Think of it this way, we're forging a new trail on our mind's ski slope. Would love to hear about your journeys, your new pathways. How do you cope? What is your saving grace to keep you calm?
It's a journey we're on together.
Posted by Joan Chrissos at 11:32 AM on September 4, 2008 in Emotional Health & Relationships | Permalink


I read Mr Roger's Mindful Parenting 3 or 4 years ago, and have found the concept sound, and the results tangible. Mind you, I VERY easily 'backslide' into the well-worn ski slope (probably more often than not) but try to be mindful of being mindful (if that's not too annoying a catchphrase), and often manage to bring myself back to a more centered place.
Scott's verses are beautiful as poetry, although personally, they haven't been for me the most useful 'key' to getting to my happy place. Breathing (which i also do with my daughter) is more effective strategy for me.
Posted by: Neil Stollman | September 10, 2008 at 03:52 PM
To me, the idea of mindfulness has to do with living in the present moment and evaluating all that is around you in the present- versus letting past or imagined information contaminate what is happening at the time. It is then more likely that your response (say if we're talking about screaming at the kids to get ready for school versus calmly and firmly telling them to get ready) will be more commensurate with the situation. This is a concept i have taken away from my numerous conversations with Scott as he has taught me about mindfulness. And as I understand it, mindfulness can be a powerful tool to combat against knee-jerk temper flares and neurotic reactions to life situations. Scott has added new dimension to my practice by teaching me about mindfulness and for that, I am grateful.

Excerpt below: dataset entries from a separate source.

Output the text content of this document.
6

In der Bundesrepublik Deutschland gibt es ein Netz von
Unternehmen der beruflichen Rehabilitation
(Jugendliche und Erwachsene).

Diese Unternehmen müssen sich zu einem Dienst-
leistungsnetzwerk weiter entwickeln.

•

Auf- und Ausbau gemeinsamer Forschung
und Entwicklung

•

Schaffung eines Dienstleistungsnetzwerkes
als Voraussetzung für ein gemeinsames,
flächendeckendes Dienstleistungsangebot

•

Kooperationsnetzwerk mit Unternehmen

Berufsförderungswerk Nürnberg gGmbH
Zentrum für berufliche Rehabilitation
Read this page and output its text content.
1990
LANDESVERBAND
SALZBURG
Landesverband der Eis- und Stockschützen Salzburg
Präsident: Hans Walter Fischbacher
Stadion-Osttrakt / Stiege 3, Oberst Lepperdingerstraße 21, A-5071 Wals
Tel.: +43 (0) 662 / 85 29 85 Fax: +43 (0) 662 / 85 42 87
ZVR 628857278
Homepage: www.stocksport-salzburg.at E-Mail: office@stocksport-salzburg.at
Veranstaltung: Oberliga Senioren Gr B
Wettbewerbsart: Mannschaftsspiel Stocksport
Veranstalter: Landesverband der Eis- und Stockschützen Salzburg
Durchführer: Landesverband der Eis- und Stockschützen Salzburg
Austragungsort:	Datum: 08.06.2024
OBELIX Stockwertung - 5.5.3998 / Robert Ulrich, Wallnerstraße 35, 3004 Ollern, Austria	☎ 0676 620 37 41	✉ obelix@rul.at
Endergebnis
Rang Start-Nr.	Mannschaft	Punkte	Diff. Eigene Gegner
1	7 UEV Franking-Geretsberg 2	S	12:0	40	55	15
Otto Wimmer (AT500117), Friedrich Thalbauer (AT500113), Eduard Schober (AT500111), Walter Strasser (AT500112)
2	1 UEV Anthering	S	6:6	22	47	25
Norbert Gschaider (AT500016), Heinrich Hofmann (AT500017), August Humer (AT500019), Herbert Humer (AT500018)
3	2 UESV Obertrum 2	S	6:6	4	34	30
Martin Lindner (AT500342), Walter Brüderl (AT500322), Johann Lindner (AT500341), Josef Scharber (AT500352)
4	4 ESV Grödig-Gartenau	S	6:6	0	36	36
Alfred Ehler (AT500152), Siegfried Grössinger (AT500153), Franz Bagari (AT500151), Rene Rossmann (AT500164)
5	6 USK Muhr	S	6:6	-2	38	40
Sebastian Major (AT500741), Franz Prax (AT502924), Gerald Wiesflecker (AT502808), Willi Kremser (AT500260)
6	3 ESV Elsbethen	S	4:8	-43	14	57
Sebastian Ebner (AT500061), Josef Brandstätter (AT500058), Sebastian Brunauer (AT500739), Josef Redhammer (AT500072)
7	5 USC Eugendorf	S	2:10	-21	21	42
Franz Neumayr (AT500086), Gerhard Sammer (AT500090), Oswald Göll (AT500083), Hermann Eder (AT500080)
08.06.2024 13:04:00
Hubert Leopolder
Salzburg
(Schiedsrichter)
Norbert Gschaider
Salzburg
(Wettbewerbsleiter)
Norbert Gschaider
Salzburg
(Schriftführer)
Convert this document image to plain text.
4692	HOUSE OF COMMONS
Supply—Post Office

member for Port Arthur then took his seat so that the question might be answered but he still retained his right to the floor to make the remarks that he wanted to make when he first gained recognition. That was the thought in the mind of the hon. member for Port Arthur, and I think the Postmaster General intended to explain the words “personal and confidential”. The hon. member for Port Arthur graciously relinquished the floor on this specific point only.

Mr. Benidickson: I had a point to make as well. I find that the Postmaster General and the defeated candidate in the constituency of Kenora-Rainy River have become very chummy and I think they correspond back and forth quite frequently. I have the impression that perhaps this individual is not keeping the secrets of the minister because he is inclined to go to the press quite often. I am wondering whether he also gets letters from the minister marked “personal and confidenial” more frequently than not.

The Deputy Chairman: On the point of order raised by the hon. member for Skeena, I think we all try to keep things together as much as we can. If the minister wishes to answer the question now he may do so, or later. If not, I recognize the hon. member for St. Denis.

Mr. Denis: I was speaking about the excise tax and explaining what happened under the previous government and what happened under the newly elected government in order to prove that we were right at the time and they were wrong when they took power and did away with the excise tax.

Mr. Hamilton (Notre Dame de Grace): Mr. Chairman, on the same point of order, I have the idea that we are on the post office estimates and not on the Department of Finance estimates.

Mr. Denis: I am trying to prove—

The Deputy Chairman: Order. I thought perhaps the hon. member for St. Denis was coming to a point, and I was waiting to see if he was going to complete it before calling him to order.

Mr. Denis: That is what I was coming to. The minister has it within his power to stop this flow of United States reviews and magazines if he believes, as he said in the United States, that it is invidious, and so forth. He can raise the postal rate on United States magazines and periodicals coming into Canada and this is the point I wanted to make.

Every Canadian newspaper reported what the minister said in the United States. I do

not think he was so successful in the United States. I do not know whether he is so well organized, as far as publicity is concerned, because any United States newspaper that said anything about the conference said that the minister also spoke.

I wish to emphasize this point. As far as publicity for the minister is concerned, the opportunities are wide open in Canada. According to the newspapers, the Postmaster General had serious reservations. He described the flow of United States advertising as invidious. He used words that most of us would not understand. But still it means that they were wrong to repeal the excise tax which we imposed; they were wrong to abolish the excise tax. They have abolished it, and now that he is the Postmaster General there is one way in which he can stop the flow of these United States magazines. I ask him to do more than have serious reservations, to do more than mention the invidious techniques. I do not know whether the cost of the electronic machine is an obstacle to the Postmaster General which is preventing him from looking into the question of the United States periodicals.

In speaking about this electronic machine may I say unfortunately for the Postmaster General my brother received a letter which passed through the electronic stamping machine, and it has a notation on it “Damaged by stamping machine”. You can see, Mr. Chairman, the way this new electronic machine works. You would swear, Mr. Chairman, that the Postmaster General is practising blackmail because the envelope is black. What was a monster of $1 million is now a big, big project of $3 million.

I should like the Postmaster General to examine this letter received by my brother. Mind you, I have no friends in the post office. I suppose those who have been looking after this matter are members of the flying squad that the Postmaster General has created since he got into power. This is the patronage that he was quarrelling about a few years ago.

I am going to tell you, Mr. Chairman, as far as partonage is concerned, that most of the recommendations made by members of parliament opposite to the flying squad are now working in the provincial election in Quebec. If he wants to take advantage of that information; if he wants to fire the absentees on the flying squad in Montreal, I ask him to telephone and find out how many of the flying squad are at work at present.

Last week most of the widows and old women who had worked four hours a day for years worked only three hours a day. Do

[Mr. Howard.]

Posted by: Laura Grashow-Rywell, Psy.D. | September 10, 2008 at 08:39 PM
I really appreciate Scott sharing his concepts in his book, podcast, and periodic emails. It helps remind me to find that centered place and remember to be close to my children instead of a million miles away even when they are right next to me. I am so glad Scott is sharing the concepts in more places and that more people are being exposed to them.
Posted by: Jennifer Gardner | September 12, 2008 at 11:54 AM
I think Scott Rogers is a mindful author -- he is mindful of his audience and their need for clear writing, metaphors that make sense, and occasional humor. Mr. Rogers' perspective has helped me on this greatest of all challenges --raising children in a busy world. I have heard that we do not remember days, but moments. This Mindful Parenting book has helped me create and capture more of those moments.